There are several different types of natural water forms within and around the Philippines, including channels, swamps, straits, gulfs, seas, bays, waterfalls, rivers and lakes. Being an archipelago, the country's coastline would measure roughly 10,847 miles if laid end-to-end.
The Philippines is bordered by Babuyan Channel to the north, the South China Sea to the west and the Celebes Sea to the south. Its eastern coast faces the Pacific Ocean.
Several inland rivers and lakes within the islands have also been formed by various geological activities.
- Rivers: The longest and largest river in the Philippines is the Cagayan River in Northern Luzon. Following in size are the Rio Grande de Mindanao and the Agusan River respectively, both found in Mindanao. Other notably large rivers include the Bicol, Angat Pampanga, Pasig and Agno rivers in Luzon. The most famous river amongst tourist is the Palawan underground river.

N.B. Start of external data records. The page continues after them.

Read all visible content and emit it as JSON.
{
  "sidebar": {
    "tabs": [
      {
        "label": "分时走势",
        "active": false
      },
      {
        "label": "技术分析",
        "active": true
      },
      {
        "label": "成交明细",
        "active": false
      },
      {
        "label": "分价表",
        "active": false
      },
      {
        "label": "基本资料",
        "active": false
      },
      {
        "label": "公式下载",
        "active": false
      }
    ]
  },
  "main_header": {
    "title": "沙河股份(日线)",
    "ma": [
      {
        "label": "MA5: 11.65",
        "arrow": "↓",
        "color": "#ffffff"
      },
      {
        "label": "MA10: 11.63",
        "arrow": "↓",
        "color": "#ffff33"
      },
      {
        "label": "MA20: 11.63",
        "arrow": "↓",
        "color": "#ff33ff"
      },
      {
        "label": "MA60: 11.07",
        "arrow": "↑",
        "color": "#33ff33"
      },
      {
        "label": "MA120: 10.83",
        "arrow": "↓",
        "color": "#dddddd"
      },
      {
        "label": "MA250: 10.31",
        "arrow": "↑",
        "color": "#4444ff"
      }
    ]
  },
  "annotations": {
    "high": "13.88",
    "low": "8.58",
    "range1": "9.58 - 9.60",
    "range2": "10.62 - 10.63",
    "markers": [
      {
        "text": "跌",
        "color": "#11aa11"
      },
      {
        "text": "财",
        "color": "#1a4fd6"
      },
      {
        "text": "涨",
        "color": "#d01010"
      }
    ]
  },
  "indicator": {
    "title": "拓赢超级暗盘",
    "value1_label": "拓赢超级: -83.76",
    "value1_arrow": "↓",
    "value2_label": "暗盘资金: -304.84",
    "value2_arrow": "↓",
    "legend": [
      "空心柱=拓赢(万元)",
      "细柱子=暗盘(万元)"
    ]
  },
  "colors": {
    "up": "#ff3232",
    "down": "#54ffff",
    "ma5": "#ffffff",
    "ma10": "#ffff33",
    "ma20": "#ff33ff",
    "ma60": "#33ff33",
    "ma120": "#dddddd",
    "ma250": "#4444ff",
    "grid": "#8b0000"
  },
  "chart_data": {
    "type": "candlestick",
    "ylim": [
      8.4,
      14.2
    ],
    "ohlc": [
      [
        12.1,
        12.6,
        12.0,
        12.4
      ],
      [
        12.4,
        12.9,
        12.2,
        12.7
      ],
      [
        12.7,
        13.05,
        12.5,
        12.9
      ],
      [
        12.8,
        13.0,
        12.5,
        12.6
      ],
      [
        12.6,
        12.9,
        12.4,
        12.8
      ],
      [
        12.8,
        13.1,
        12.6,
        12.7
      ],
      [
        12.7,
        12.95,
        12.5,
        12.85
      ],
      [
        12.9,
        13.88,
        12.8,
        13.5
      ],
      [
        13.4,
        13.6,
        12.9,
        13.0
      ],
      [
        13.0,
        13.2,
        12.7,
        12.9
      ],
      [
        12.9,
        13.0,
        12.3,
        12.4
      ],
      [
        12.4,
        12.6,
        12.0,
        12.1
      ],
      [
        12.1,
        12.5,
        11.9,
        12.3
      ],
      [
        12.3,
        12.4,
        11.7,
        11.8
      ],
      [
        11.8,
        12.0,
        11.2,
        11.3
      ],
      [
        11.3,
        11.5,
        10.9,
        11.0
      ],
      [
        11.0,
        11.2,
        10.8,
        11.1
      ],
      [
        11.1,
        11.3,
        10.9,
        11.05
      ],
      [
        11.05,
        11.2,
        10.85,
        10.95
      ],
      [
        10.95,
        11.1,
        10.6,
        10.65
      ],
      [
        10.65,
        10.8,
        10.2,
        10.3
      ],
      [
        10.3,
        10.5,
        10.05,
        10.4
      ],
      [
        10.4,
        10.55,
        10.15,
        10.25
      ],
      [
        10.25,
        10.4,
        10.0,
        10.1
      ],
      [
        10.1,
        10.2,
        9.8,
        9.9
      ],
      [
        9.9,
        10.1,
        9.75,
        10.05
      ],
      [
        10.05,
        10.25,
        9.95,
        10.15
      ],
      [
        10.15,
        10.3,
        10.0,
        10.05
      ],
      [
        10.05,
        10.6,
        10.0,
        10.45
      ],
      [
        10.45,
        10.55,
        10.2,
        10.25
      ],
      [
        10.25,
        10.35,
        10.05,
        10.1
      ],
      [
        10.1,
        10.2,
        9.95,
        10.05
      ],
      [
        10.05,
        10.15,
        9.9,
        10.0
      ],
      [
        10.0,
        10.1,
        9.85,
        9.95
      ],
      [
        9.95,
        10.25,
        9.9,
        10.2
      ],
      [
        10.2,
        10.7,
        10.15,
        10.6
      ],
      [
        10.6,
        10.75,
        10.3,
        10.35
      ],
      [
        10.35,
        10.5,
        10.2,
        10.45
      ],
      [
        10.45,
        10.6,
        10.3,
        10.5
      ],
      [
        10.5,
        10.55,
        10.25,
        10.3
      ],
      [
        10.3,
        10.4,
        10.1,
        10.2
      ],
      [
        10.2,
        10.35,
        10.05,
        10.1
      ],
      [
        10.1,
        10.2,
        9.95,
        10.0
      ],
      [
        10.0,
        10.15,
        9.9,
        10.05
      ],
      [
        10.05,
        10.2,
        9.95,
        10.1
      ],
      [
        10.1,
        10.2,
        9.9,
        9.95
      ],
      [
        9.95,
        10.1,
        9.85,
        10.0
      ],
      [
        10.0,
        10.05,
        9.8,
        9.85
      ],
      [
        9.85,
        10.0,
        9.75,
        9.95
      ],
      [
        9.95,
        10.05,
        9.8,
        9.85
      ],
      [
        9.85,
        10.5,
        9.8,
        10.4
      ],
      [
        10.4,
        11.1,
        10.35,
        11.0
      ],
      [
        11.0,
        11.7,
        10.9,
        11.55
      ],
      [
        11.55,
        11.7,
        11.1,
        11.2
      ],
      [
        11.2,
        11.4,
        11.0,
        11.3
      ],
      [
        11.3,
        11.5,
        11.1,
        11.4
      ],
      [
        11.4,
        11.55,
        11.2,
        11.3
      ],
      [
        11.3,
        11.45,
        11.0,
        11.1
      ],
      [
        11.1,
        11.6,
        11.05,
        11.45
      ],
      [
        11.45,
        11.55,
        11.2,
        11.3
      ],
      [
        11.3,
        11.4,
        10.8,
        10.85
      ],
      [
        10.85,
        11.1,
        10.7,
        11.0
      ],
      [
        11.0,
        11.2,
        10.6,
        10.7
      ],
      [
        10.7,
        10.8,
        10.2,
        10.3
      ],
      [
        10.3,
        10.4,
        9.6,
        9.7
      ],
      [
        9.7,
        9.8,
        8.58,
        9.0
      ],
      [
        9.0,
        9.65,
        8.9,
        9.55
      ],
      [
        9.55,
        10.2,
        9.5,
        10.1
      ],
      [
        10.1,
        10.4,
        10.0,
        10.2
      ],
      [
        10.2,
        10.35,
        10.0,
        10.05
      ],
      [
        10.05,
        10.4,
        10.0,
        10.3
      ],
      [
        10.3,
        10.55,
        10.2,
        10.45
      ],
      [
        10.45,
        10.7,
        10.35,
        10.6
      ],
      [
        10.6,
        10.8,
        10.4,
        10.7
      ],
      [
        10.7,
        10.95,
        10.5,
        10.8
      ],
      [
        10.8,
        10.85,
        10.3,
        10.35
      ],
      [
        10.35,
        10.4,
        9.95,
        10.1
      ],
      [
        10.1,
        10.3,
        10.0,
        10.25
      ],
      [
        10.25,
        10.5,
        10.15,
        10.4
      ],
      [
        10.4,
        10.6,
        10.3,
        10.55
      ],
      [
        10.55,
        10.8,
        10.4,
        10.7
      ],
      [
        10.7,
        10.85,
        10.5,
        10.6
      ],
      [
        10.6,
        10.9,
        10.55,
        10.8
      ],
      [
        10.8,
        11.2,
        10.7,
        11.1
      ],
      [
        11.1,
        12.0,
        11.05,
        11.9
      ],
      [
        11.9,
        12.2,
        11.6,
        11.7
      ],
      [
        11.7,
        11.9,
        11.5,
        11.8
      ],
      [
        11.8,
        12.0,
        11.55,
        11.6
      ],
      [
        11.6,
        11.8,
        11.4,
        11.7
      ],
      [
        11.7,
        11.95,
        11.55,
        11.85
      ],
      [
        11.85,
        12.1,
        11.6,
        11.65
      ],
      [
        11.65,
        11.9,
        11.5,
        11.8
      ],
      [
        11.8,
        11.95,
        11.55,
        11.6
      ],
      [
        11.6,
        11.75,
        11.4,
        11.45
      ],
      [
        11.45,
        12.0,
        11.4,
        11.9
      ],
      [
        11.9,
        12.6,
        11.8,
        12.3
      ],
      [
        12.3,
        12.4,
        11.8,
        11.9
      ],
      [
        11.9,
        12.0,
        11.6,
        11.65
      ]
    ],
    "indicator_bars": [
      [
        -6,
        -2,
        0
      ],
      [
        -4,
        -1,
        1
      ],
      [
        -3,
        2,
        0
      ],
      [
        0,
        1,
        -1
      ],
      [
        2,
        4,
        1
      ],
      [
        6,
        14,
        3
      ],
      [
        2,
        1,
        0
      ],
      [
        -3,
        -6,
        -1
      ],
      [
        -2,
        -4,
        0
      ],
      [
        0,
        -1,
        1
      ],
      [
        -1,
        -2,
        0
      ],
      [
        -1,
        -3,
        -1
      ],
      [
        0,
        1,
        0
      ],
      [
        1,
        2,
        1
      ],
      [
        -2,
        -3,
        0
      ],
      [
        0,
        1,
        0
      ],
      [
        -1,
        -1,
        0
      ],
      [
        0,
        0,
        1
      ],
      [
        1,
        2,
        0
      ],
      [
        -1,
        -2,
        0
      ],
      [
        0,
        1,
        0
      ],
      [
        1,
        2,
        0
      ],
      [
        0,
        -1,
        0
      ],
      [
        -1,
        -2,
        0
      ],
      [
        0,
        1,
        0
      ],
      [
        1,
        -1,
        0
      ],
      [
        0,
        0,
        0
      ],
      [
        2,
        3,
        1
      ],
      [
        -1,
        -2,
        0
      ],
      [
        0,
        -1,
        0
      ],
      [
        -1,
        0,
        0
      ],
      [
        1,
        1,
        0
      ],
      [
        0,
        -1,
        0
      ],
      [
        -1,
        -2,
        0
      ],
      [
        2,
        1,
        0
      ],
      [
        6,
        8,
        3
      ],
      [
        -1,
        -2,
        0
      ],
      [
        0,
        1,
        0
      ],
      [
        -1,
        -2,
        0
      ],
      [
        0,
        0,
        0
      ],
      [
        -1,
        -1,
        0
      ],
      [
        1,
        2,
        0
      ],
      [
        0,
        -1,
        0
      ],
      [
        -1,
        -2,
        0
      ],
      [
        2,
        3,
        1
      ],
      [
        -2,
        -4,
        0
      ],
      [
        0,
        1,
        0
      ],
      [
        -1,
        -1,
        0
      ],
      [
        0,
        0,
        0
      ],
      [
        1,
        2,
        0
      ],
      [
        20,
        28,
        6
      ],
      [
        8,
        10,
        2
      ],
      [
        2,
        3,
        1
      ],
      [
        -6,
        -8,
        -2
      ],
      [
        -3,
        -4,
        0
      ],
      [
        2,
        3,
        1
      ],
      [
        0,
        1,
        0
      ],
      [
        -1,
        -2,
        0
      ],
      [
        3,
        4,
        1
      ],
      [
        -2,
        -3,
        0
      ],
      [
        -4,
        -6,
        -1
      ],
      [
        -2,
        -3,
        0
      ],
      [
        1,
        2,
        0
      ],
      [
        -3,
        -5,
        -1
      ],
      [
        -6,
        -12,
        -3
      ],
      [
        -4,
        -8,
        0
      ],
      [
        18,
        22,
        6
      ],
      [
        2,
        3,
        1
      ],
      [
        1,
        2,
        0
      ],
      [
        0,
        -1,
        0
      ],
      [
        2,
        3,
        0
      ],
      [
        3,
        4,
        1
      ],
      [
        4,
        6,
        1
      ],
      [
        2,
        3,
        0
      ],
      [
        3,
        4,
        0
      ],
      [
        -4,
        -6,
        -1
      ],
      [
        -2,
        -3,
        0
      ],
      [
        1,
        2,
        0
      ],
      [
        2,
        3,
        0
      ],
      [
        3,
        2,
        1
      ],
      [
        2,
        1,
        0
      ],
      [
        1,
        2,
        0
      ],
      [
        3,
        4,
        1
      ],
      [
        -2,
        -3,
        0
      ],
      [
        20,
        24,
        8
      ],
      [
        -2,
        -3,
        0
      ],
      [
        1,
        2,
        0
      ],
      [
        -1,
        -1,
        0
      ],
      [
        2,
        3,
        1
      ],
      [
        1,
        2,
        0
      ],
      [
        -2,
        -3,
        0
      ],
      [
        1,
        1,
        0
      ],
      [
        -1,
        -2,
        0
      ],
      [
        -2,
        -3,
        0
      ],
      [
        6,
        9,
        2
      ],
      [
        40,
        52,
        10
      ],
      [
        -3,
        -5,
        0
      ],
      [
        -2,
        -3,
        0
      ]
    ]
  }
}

- Lakes: The heart-shaped Laguna de Bay is the most popular; it is also the largest lake in the Philippines and the second largest inland fresh-water lake in Southeast Asia. Other popular lakes include Lake Taal, Buhi, Bulusan, Naujan, Mainit and Lanao.
- Waterfalls: The waterfalls in the Philippines play a very important role in the country's economy by generating power; they also serve as tourist attraction sites. The highest waterfall is the two-tiered Limunsudan Falls found in Barangay Bonbonon. It is closely followed by Maria Cristina Falls. The most famed waterfall in the Philippines is Pagsanjan Falls located in Laguna.